When Christian nationalists are written or spoken about, Christians are painted with a singular negative brush. It is no different than painting all Jewish people, or Muslims, or any other religious people with the same incorrect brush. To ignore the differences is to be anti whatever follows with a refusal to accept differences between individuals of the same root faith.
The truth is that Christians run the gambit from pacifist Amish to the more radical Ethiopian Orthodox. There are Zionists, like me, who love Israel and the Jewish people. And there are anti-Semites that are found through various sects of Christianity.
It is dishonest to cast all Christians as the same. We hold very different beliefs from one another.
That said, it is important to understand who a nationalist is. Like many words in the English language, it has more than one definition. Depending on the intent, it can be either positive or negative. Not purely one or the other.
Cambridge Dictionary defines nationalism as:
“1. a nation’s wish and attempt to be politically independent
- a great or too great love of your own country”
The first definition makes clear that it is only when the people who would eventually make their nation, like Israel, yearned for independence from Britain, were nationalists.
The same holds true for all revolutions, regardless of success. All it takes is the desire and attempt to make a nation independent.
Though successful revolutions often result in one tyrant replacing another, unlike Israel and the United States, all share the same nationalism. There is nothing specific to ideology or religious belief to bind anyone.
The second definition’s use of or rather than and is important to note. There is a big difference between love and too great love of country. The latter is where national supremacy comes in, but not the former.
All patriots love their countries, regardless of religious belief. A patriot is not a supremacist in the nationalistic sense. Unless that too great part comes into play.
As a Christian American who loves my country, I am a nationalist in the first sense, not the latter. That makes me a Christian nationalist, rather than a Christian nationalist.
The wording may look strange, but it has everything to do with my intent. In the English language, intent matters greatly.
In modern times, one needs only to look at Russia to see negative Christian nationalism. Russian Orthodoxy teaches followers that not only is their church is supreme to all others, it is their nation that is also supreme.
The Russian church controls the state, and Putin, an atheist, controls the church. Russian Orthodoxy remains as anti-Semitic as it has been for centuries.

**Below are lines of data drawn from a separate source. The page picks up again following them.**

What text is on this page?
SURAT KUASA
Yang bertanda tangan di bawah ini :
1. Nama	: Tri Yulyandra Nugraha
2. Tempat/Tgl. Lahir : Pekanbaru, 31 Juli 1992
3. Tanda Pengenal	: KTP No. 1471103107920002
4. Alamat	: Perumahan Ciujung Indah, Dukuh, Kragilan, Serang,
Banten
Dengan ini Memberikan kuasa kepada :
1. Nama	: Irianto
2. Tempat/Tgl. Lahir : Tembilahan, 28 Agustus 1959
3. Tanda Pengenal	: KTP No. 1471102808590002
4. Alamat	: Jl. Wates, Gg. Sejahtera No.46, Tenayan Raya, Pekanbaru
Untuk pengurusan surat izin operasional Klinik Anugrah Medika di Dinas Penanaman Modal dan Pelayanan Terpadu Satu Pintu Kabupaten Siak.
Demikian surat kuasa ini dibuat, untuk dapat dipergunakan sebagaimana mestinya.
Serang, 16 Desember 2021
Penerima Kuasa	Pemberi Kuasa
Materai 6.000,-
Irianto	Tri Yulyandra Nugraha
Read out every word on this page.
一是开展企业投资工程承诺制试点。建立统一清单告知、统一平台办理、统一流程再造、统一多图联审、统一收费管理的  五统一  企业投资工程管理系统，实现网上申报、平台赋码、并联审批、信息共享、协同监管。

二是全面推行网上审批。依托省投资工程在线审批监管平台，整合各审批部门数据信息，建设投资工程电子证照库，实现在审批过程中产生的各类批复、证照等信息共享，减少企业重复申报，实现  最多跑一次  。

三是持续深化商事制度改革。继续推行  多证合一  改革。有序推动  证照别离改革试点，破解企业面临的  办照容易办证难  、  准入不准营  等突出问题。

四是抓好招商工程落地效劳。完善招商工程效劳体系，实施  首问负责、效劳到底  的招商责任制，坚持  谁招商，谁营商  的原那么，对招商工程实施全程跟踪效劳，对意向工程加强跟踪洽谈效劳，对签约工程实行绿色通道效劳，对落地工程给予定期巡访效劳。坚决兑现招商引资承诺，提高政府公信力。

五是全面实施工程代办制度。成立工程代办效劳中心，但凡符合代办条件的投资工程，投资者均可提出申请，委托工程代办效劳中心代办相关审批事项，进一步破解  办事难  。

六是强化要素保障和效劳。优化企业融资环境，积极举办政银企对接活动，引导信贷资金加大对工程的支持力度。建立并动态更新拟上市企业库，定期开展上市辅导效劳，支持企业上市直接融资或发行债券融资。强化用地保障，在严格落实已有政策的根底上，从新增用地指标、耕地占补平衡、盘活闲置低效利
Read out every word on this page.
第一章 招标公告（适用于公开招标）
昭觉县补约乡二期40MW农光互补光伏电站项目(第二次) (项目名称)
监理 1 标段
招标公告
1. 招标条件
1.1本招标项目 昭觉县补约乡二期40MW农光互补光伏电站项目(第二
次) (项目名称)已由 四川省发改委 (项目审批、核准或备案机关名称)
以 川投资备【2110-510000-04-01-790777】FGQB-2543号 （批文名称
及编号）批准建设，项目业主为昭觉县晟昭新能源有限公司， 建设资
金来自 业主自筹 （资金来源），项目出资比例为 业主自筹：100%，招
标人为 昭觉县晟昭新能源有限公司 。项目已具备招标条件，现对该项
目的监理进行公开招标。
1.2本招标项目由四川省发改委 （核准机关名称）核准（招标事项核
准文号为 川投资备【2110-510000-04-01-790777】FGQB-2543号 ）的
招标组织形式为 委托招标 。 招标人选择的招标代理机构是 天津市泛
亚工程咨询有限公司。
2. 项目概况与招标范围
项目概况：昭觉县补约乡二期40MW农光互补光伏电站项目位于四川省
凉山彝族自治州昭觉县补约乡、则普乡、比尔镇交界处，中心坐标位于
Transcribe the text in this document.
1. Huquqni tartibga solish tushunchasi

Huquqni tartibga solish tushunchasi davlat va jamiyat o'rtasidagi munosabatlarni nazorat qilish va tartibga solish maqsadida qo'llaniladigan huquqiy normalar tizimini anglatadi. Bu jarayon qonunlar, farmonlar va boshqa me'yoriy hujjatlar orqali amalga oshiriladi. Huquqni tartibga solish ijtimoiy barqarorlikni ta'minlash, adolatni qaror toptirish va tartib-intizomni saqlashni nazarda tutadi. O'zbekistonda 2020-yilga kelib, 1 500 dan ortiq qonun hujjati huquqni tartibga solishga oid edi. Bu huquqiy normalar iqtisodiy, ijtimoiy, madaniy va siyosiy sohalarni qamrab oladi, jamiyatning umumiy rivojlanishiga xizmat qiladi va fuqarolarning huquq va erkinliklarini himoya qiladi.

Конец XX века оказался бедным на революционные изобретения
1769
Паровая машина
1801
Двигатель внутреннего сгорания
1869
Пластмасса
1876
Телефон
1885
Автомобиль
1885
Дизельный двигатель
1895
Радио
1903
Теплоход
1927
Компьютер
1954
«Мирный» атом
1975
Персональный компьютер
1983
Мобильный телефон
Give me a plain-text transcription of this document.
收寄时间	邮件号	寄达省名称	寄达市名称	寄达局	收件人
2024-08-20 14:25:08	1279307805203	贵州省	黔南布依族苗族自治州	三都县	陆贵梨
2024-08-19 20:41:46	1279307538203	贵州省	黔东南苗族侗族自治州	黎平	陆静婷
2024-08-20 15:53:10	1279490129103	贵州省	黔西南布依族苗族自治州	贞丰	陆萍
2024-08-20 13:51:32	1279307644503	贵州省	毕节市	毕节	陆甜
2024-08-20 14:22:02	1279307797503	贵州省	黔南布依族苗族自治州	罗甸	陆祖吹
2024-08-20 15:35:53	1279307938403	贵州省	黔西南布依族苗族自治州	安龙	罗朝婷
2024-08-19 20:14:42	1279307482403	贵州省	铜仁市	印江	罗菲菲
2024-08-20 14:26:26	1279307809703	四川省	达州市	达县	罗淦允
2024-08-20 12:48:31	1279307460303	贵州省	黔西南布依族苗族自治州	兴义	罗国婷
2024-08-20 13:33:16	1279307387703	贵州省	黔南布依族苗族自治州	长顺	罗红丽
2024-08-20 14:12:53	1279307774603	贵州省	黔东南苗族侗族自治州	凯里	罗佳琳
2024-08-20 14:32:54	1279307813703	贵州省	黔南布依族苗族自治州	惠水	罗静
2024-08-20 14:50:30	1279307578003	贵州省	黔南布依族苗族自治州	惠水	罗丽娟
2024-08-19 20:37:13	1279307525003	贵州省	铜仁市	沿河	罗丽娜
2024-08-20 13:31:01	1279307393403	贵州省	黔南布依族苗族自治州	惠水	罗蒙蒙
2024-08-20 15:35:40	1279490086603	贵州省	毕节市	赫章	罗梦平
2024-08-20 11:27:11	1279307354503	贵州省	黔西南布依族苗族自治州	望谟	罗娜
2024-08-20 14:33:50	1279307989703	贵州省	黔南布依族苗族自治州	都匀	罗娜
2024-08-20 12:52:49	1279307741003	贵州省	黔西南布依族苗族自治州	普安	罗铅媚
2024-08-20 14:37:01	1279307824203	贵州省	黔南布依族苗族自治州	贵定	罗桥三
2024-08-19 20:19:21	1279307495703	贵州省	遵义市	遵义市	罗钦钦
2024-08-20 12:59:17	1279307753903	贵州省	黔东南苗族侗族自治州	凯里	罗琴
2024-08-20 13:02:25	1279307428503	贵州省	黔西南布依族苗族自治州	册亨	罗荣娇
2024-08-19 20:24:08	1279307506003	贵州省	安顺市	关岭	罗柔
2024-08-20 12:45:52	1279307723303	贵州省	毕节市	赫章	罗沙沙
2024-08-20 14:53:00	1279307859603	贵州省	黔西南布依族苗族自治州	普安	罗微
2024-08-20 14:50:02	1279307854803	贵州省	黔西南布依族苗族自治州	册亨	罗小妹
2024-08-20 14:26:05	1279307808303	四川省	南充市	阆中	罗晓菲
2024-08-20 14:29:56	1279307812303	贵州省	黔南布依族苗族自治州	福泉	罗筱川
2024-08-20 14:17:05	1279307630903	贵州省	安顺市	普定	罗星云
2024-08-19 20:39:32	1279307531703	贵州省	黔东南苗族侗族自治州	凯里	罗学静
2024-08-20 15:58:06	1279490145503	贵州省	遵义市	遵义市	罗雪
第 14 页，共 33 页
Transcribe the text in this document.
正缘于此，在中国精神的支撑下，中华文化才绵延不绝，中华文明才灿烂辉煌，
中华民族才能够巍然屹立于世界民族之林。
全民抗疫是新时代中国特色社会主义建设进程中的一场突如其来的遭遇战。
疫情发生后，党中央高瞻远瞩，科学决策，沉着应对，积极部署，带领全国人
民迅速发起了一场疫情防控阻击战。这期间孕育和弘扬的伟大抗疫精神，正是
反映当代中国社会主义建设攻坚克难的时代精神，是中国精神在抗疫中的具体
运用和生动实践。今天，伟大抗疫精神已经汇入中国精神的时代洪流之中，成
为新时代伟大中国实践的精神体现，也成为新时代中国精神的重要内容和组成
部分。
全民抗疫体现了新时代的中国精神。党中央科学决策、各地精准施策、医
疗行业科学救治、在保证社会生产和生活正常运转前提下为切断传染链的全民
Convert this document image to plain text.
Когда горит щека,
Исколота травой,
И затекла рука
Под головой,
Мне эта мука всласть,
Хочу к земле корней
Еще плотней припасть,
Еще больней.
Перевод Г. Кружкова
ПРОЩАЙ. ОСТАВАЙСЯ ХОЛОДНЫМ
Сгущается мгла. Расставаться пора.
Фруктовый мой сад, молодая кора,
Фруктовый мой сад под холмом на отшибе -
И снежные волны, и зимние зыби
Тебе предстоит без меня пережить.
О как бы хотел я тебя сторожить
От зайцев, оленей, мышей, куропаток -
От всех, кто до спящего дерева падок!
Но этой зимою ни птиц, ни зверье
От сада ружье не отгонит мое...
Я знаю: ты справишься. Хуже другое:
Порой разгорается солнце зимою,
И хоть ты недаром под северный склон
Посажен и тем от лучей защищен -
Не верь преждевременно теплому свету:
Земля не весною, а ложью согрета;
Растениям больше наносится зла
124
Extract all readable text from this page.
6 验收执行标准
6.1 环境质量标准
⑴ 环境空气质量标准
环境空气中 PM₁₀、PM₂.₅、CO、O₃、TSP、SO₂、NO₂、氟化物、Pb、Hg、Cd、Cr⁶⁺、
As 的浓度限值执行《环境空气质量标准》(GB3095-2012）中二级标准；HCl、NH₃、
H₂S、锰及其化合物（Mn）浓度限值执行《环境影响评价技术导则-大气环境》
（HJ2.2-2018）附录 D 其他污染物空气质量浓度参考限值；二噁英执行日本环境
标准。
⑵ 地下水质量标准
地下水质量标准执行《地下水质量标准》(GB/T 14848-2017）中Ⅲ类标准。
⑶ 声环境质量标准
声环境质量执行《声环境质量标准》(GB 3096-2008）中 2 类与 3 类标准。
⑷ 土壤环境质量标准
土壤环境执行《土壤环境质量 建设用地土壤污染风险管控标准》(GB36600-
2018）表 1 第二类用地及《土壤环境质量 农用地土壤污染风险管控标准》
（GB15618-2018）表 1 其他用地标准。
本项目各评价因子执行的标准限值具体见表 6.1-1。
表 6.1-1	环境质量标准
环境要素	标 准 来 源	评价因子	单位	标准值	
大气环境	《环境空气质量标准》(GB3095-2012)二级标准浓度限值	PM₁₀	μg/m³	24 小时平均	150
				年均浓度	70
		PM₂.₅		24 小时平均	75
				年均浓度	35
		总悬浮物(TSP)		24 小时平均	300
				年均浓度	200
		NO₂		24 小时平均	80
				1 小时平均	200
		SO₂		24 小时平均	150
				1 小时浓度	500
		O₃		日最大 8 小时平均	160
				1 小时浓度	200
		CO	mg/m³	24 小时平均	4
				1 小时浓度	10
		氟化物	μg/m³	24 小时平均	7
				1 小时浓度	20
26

America was founded very differently than Russia, or any other European powers. It was not based on a singular Christian faith. Though most who fought were Christian, there were also Jewish people who wanted that same independence.
Due to a desire for independence leading to the revolution, those Christians were every bit as nationalist as the Jews.
Those Christians and Jews who helped to create the United States were varied in their beliefs. It was not a religious war in the traditional sense. It was a war against royals and favorable religious beliefs. That is the reason freedom of religious worship is included in the 1st Amendment.
I am a Zionist Christian who loves my country, warts, and all.
That does not mean I blindly accept America as perfect. As I said, warts and all. It also does not mean I condemn my nation for those past warts that have been removed through the Amendment process. It took time to get to equal justice and equal liberties in the Constitution, but we have reached that point.
The modern government and recent history have not shown perfect governing and perfect actions. The American government is run by people. All people are flawed throughout the world.
I am a Christian nationalist. That does not make me a supremacist. It simply means I am a Christian who loves my nation.